I’ve been busy, and for the last four days I’ve inexplicably woken up at 4am and couldn’t get back to sleep (and I am SO TIRED as a result) but somehow in the midst of all this I figured something out.
I can’t make myself not be the person who spent 7 years in an abusive marriage. I can’t not have PTSD and wake up in terror with nightmares about what happened (at least one of those 4am wake ups came from a nightmare about it) and I can’t actually get away from the ex because of the kids we share. I can’t even adequately protect them unless and until they’re willing and able to testify about the abuse in his household, because he has a legal right to his children.
I can’t make the income change dramatically. I can’t wave a wand and make the bills go away. I can’t even replace the broken dining room table and chairs (we are literally down to ONE working dining room chair and everyone else is using desk chairs).
There’s a lot of inherent helplessness in the system, is my point. My own personal efficacy is limited.
But I figured out the way to get around it.
I’m reframing all of it. And it’s brought me so much peace this week.
If I hadn’t been in that abusive marriage, I would not be able to appreciate the husband as much as I do.
If I hadn’t been in that abusive marriage, I wouldn’t have the understanding of abuse and powerlessness that gives me the ability to empathize with anyone who is suffering.
If I hadn’t been in that abusive marriage, I wouldn’t have sought the therapy that I needed, really needed. Not just because of the marriage itself, but because I had a traumatic childhood, too. (People don’t just accidentally marry an abuser and stay there for almost a decade…)
I can even understand the people who say things like, “why did she stay, then?!” because they don’t have this background, they can’t possibly see it the way someone with this background will. I feel actively sorry for people who say that they cannot understand why someone would stay with an abuser or a cheater, because I see the blinders they’re wearing. It’s the same way you’d feel about someone who never learned math–they’re hamstrung by their lack of knowledge, but that’s not their fault.
If I was working full time, this baby would be in daycare. I would miss all his little smiles and achievements. I’ve worked in daycares, I know that they are not nearly as nurturing as being home with someone who loves them. I could pay off these bills, I could replace the dining room table and chairs, I could get my hair cut and buy the husband some decent work clothes. And those are all important things. But they aren’t as important as the baby’s happiness.

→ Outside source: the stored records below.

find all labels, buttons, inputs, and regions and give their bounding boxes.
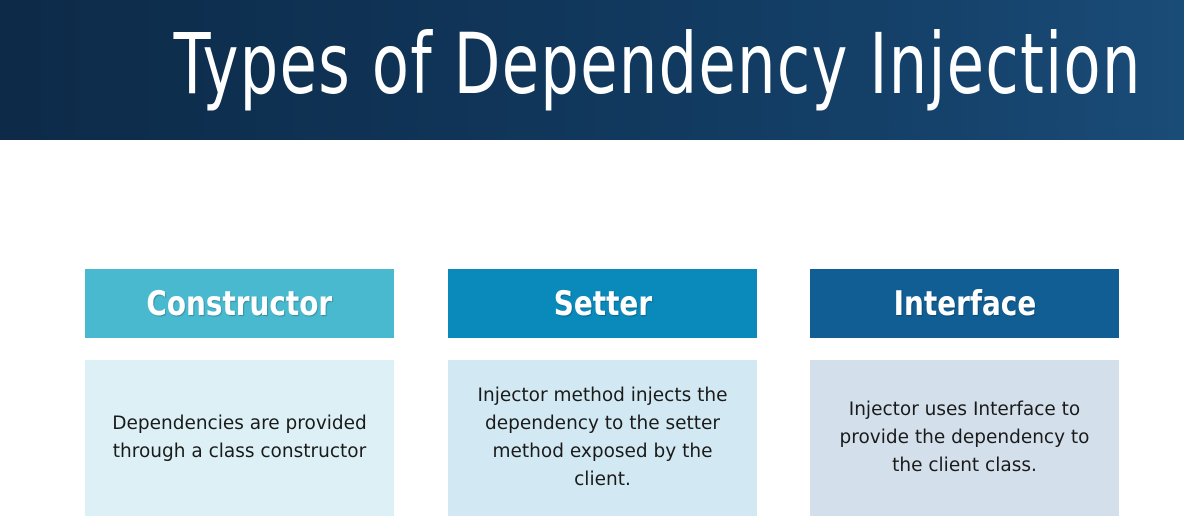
type-header-constructor: Constructor bbox=[85, 269, 394, 338]
type-description-constructor: Dependencies are provided through a clas… bbox=[85, 360, 394, 516]
slide-title: Types of Dependency Injection bbox=[173, 15, 1142, 113]
type-header-label: Constructor bbox=[146, 283, 333, 324]
type-header-interface: Interface bbox=[810, 269, 1119, 338]
type-description-interface: Injector uses Interface to provide the d… bbox=[810, 360, 1119, 516]
type-description-text: Dependencies are provided through a clas… bbox=[112, 413, 367, 462]
type-header-label: Setter bbox=[553, 283, 652, 324]
type-header-label: Interface bbox=[893, 283, 1036, 324]
type-description-text: Injector method injects the dependency t… bbox=[477, 385, 728, 490]
type-description-setter: Injector method injects the dependency t… bbox=[448, 360, 757, 516]
type-description-text: Injector uses Interface to provide the d… bbox=[839, 399, 1090, 476]
type-header-setter: Setter bbox=[448, 269, 757, 338]
title-banner: Types of Dependency Injection bbox=[0, 0, 1184, 140]
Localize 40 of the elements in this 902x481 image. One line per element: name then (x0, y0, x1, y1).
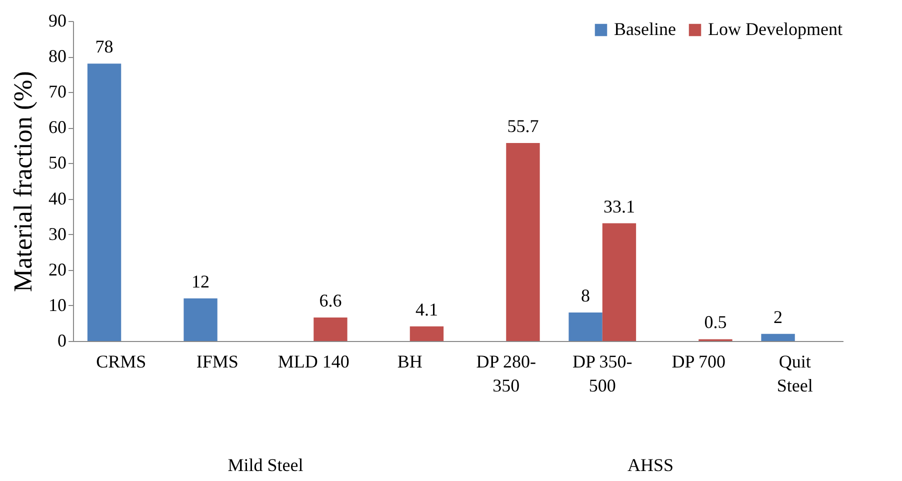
y-tick-label: 70 (48, 82, 66, 102)
y-tick-label: 30 (48, 224, 66, 244)
data-label: 55.7 (507, 116, 539, 136)
data-label: 2 (774, 306, 783, 327)
bar (314, 318, 348, 341)
y-tick-label: 10 (48, 294, 66, 315)
y-tick-label: 90 (48, 10, 66, 30)
legend-label: Baseline (614, 19, 676, 39)
data-label: 4.1 (415, 299, 438, 320)
x-tick-label: Quit Steel (776, 352, 813, 396)
bar (602, 223, 636, 341)
bar (506, 142, 540, 341)
text: AHSS (627, 455, 674, 475)
x-tick-label: DP 280-350 (476, 352, 536, 396)
y-tick-label: 50 (48, 152, 66, 173)
y-tick-label: 80 (48, 46, 66, 66)
x-tick-label: IFMS (196, 352, 238, 372)
data-label: 6.6 (319, 290, 342, 311)
y-tick-label: 0 (58, 330, 66, 350)
y-tick-label: 60 (48, 117, 66, 138)
legend-label: Low Development (708, 19, 842, 39)
bar (184, 298, 218, 341)
x-tick-label: MLD 140 (278, 352, 350, 372)
y-axis-title: Material fraction (%) (8, 71, 38, 292)
bar (568, 312, 602, 341)
data-label: 0.5 (704, 312, 727, 332)
data-label: 8 (581, 286, 590, 306)
bar (87, 64, 122, 341)
bar (761, 334, 795, 341)
y-tick-label: 20 (48, 259, 66, 280)
data-label: 33.1 (603, 196, 635, 216)
x-tick-label: DP 700 (672, 352, 726, 372)
data-label: 78 (95, 36, 114, 57)
bar (410, 326, 444, 341)
x-tick-label: DP 350-500 (572, 352, 632, 396)
x-tick-label: CRMS (96, 352, 146, 372)
data-label: 12 (192, 271, 210, 292)
text: Mild Steel (228, 455, 304, 475)
y-tick-label: 40 (48, 188, 66, 208)
x-tick-label: BH (397, 352, 422, 372)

They aren’t as important as my own happiness.
So instead of being stressed about the lack of actual flooring in the partially remodeled bathroom or the desk chairs at the dinner table, I’m seeing it as the price of our happiness. And it’s a price I’m willing to pay.
The hardest reframe is the suffering of the children who spend time in my ex’s home. The stories they tell–often of their half-brothers, who have no advocates–are chilling. Just last week, their stepmom bodyslammed the 4 year old to show him why he should not do the same to his 2 year old brother. That’s…I cannot…why? WHO DOES THAT? Those poor poor little children. I’ve reported the things they do to the boys but no one will investigate the abuse in that house, since the ex sued the department after they found him guilty of abusing ours in 2008.
But even that has a positive side, too. They come here, they get a vacation from the harshness and the misery of his home. They’re learning strength and resilience, and they’re learning how to express themselves clearly when they’re discussing things that are difficult and emotional. These are all valuable life skills, and many people don’t get them till they’re adults and the stakes are higher.
And the rest…it will pass. Every year the trauma eases slightly. It’s been 8 years now that I’ve been out of it, and the PTSD is still strong and still hampering my daily life, so I don’t think I’ll ever really be out of it, but I’m off the anxiety medication and very rarely need one of the short term anxiety medications. I do need the depression medication still, but I have hope that perhaps one day that can taper away, too. I’m better than I was.
The insurance cost will drop in January, by about a hundred a month. The husband is overdue for a raise. He’s trying to get a technical certification that will push him into a higher income range, which could happen as soon as summer.
Every year that the kids get bigger, they get stronger and tougher and more able to articulate their situation. It’s inevitable that in time they’ll be able to tell someone in authority what happens there, and then their time in that terrible place will drop considerably, perhaps even completely.
It’s not easy, but its possible. And it’s important to remember that these things, terrible as they are, come with advantages and benefits that people with a smoother life lack.
(WordPress keeps telling me to tell people to vote, which OBVIOUSLY. I’m not going to tell you how to vote but if you live in the US, you should definitely go vote. And seriously, ponder the consequences of your vote, let’s not end up like those people who voted for Brexit and were horrified when it passed, “I was just angry! I didn’t think it would happen!” Don’t vote angry. Learn from the Brits.)